An dieser Stelle lässt sich ein Bezug zur Epoche des Expressionismus herstellen. Dieses Gedicht hat das Thema „Stadt und ihre Einwohner“. Die Großstadt war eines der zentralen Themen des Expressionismus. Zudem wird deutlich, dass Wolfenstein die Anonymität der Großstadt, in der die Menschen seiner Zeit lebten und in der es kaum möglich war Geheimnisse zu haben, jedoch ohne zwischenmenschliche Kontakte auszukommen, kritisiert.

Meiner Meinung nach ist dieses Gedicht ein beeindruckendes Werk seiner Zeit.
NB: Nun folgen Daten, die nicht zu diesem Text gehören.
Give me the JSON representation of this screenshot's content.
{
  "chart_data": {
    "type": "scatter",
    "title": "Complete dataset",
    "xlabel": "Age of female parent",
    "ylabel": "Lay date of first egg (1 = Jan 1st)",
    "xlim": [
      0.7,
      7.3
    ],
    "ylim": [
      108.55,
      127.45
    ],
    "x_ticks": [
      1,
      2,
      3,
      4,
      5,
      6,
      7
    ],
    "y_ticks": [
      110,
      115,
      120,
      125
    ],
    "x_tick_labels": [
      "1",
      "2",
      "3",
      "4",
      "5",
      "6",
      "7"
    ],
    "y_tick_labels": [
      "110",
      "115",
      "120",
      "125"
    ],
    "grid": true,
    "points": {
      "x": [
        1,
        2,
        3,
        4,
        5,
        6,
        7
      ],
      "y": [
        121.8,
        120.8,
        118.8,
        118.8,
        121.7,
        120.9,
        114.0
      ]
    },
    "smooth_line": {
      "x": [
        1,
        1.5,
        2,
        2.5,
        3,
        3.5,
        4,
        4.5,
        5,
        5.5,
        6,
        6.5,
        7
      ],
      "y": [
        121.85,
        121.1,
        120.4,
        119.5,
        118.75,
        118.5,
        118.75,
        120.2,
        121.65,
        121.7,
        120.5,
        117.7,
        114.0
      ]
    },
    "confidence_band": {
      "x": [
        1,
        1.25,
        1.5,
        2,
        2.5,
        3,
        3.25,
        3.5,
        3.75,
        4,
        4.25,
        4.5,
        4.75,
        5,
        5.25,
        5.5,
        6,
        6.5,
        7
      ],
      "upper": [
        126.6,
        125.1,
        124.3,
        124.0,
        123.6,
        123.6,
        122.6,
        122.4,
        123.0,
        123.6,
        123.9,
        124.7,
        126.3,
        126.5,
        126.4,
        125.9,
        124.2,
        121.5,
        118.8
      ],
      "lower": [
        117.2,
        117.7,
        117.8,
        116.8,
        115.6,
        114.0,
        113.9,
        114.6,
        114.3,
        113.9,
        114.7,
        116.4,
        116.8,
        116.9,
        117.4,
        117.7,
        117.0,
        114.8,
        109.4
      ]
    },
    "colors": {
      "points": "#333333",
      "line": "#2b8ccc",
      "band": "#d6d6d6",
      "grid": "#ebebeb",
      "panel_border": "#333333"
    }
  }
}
Dieses Gedicht beinhaltet einige typisch expressionistische Ansichten. Auch der Zusammenhang der Straßenbahn mit der Stadt, welche in dieser Zeit aufblühte, ist für diese Epoche typisch, da die Menschen zur damaligen Zeit Angst vor einer Überflutung von Technik hatten. Ein weiterer wichtiger Aspekt, der sich in der konfliktbeladenen Beziehung Mensch – Stadt widerspiegelt, ist die herrschende Anonymität. Obwohl man räumlich gesehen eng beieinander wohnt (man denke nur an die anonymen Wohnsilos oder an das generell gedrängte Leben in der Stadt), herrscht geistige und emotionale Distanz, ja Kälte zwischen den Menschen.